You Might Experience More Breakouts
With your body's own hormone production coming back "online," you could experience an increase in oil production, inflammation, and pimples when you're curbing any form of hormonal birth control, says Monica Grover, MD, a double board-certified gynecologist at VSPOT. Basically, expect any acne you experienced pre-birth control to resume. If you're worried about acne after stopping birth control, consult with your doctor or a dermatologist to see what you might be able to do to help.
PMS and Period Symptoms May Pop Back Up
If you experienced period-related breast tenderness or pain due to normal cycle fluctuations, Dr. Harper says it'll usually return once you stop hormonal birth control.
Headaches are a bit different in that, for some people, birth control prevents menstrual migraines while for others hormonal contraceptives can increase headaches, points out Dr. Harper. That said, whether or not you'll experience headaches after going off of birth control is especially individual.
If you were put on hormonal birth control to manage a condition like PCOS, endometriosis, or severe cramps, you can also expect those symptoms to return when you go off birth control.
You May Experience Other Miscellaneous Changes
It's common to experience other miscellaneous side effects, such as changes to your hair and weight, when you come off of hormonal birth control, says Monte R. Swarup, MD, FACOG, board-certified ob-gyn in Chandler, AZ, and founder of HPD Rx.
Your body retains less fluid when you go off of these forms of birth control, explains Dr. Swarup. For that reason, you might notice that your weight goes down, especially within the first one to three weeks, he notes.

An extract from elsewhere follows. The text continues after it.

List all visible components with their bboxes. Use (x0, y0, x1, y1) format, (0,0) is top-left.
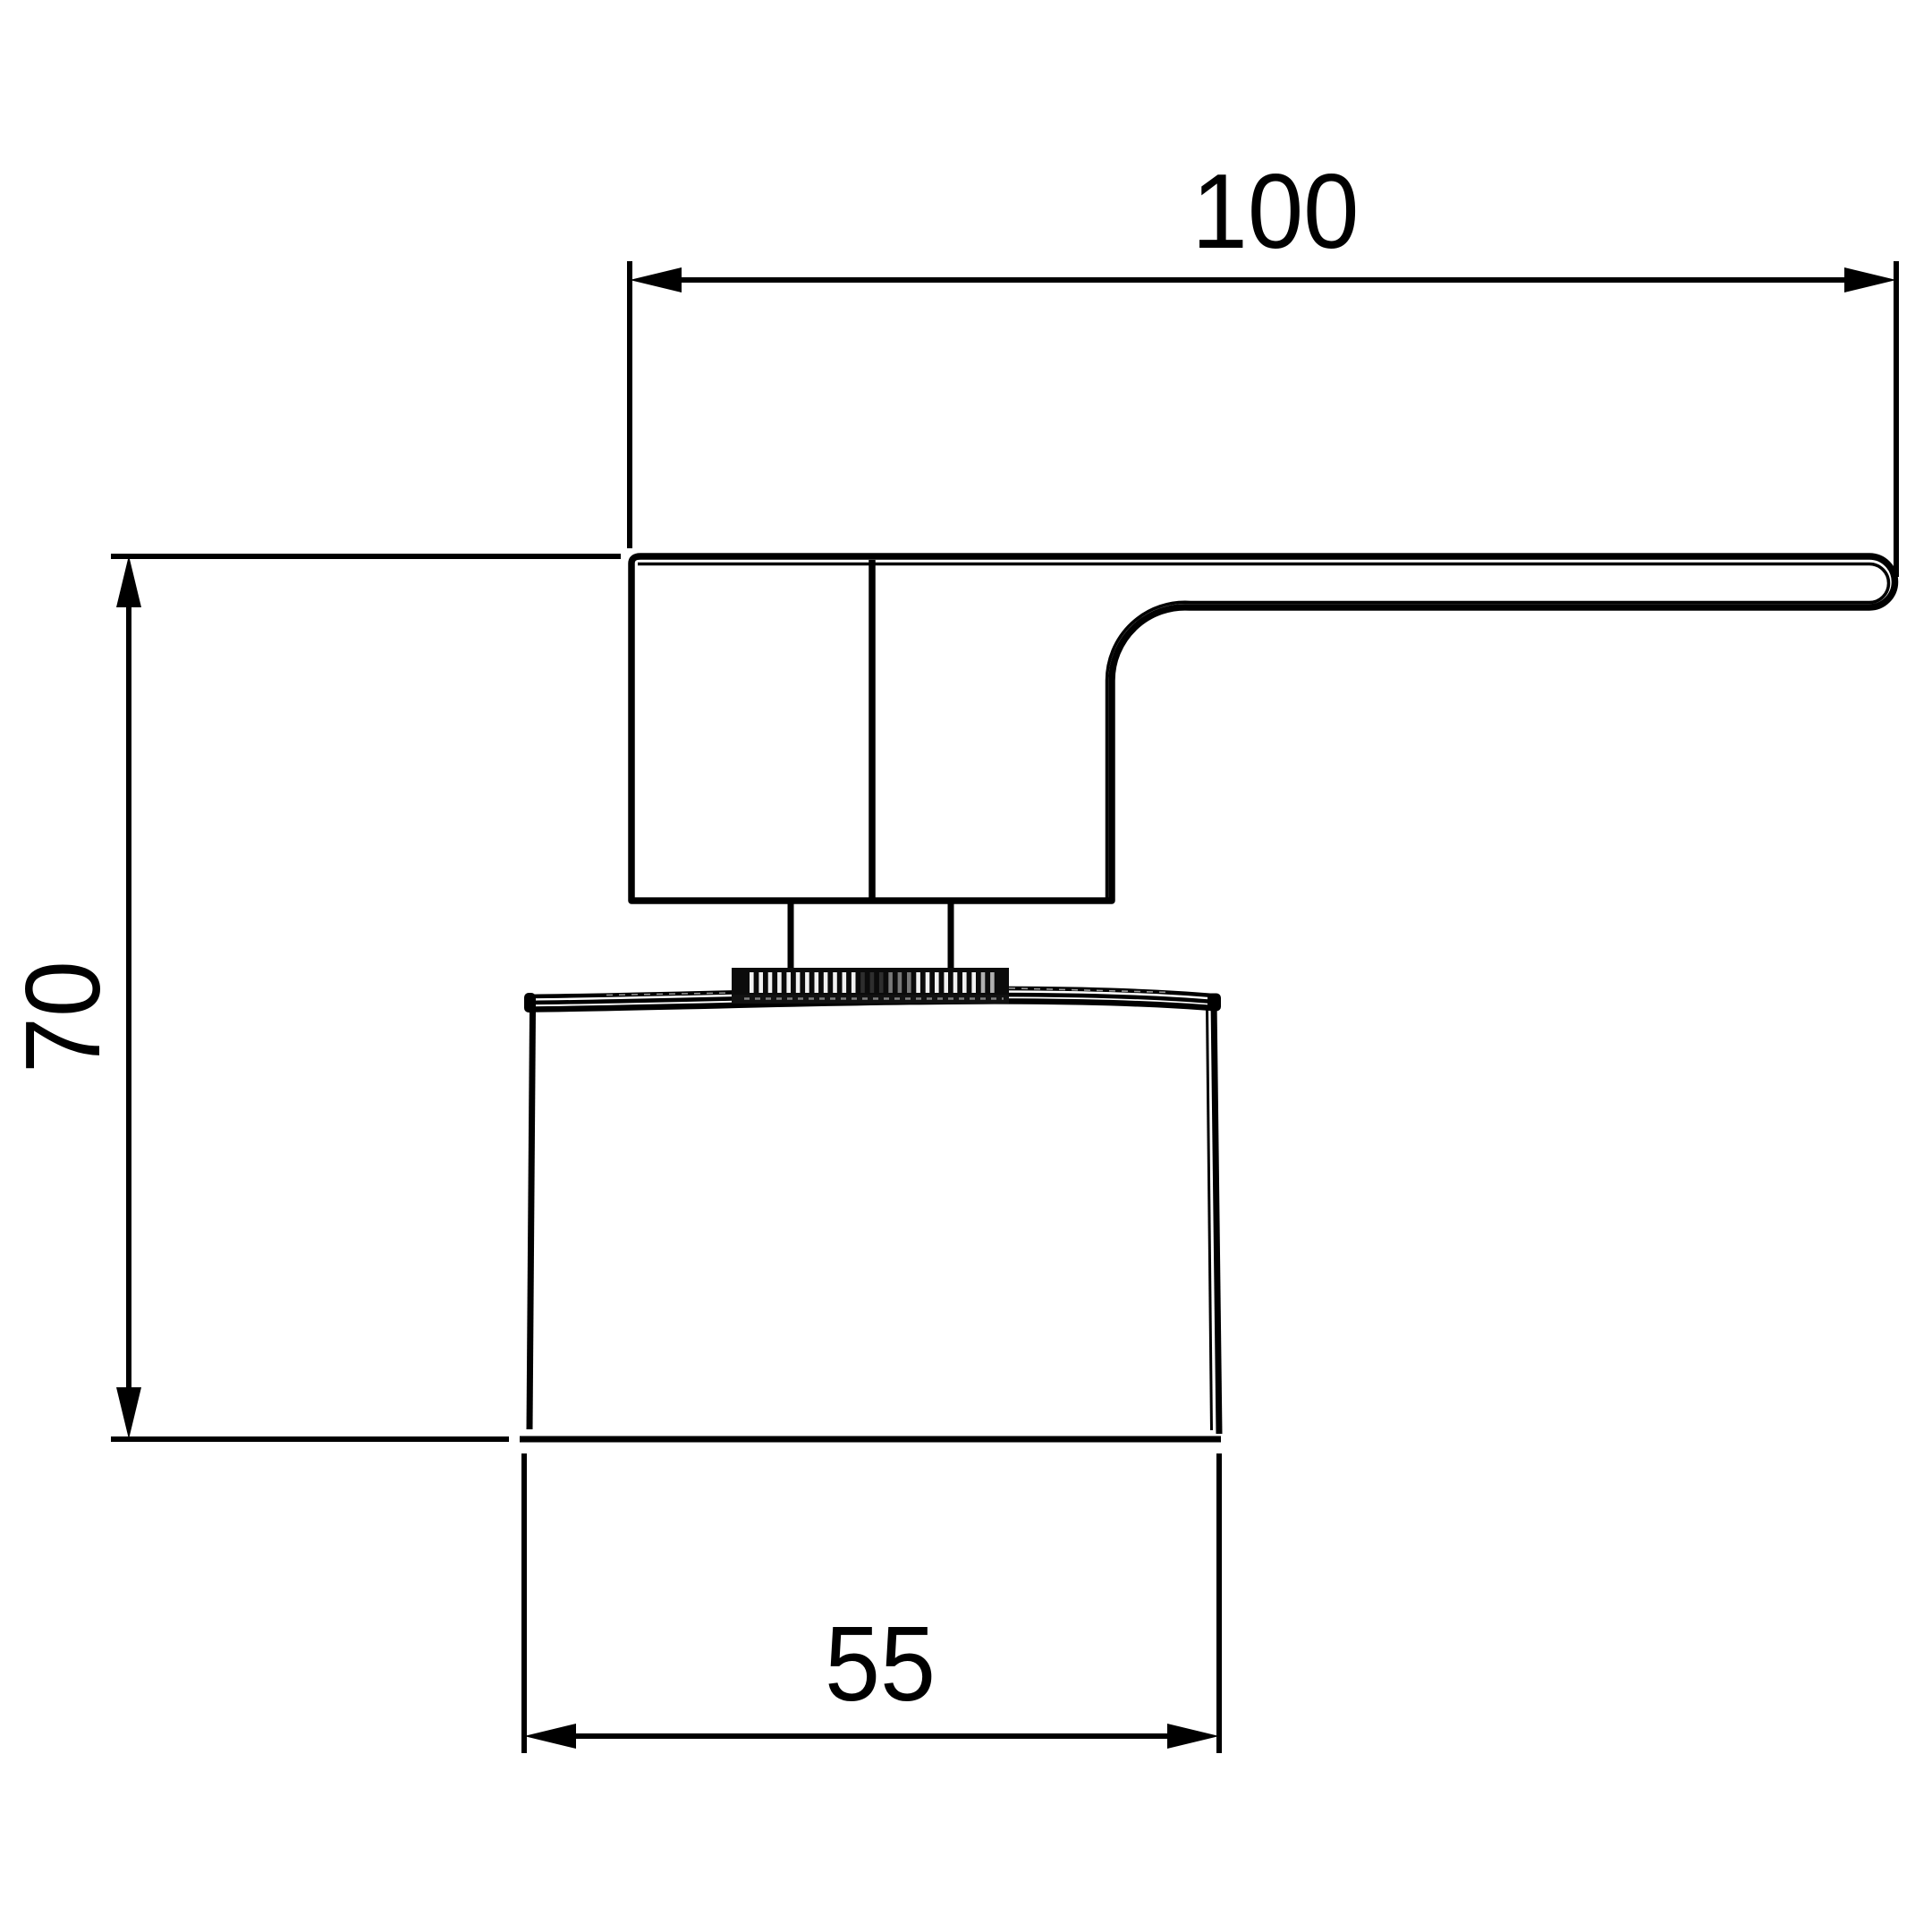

You could also experience a type of hair shedding called telogen effluvium, which can occur as a result of the hormonal fluctuations you experience after going off of birth control. You can expect your hair to return to its previous pre-birth control condition within a year after discontinuing use, says Dr. Swarup.
What to Discuss With Your Doctor Before Going Off of Birth Control
Before putting the brakes on your hormonal birth control, experts advise bringing up the following with your healthcare provider.
If you want to conceive, talk about the next steps.
"In general, it's possible to get pregnant immediately after stopping hormonal birth control, although the likelihood of pregnancy depends on several factors, including your age, overall health, and fertility," points out Dr. Green. He recommends going over your specific goals with your doctor so that together you can pinpoint the best path forward for trying to conceive.
Go over lifestyle measures that can support your transition off birth control.
You can stop taking hormonal birth control anytime you like, says Dr. Brighten. But "if you were prescribed birth control for symptom management, consider discussing other options with your doctor," she advises.
In the meantime, she recommends managing symptoms by eating a nutrient-dense diet. Aiming for plenty of fiber, quality fats, and protein can have a lot of benefits on both ovarian hormones and adrenal health, says Dr. Brighten. "Foods rich in magnesium, like leafy greens, can help with PMS, cramps, and mood symptoms," she notes.
You'll also do well to sleep in a cool, dark room and expose yourself to sunlight (natural or artificial) when you wake up. "Tending to your circadian rhythm is helpful for optimizing cortisol and supporting ovulatory cycles," says Dr. Brighten.
Ask about your options for unplanned pregnancy.
Given the overturn of Roe v. Wade and increasing restrictions on abortion in many states, "it's important to discuss personal concerns, questions, and alternative options, including efficacy rates," says Dr. Harper. "We are at a concerning time where the trend to discontinue hormonal contraception is colliding with even more limited access to reproductive choice options so being fully informed about your available choices is of the utmost importance."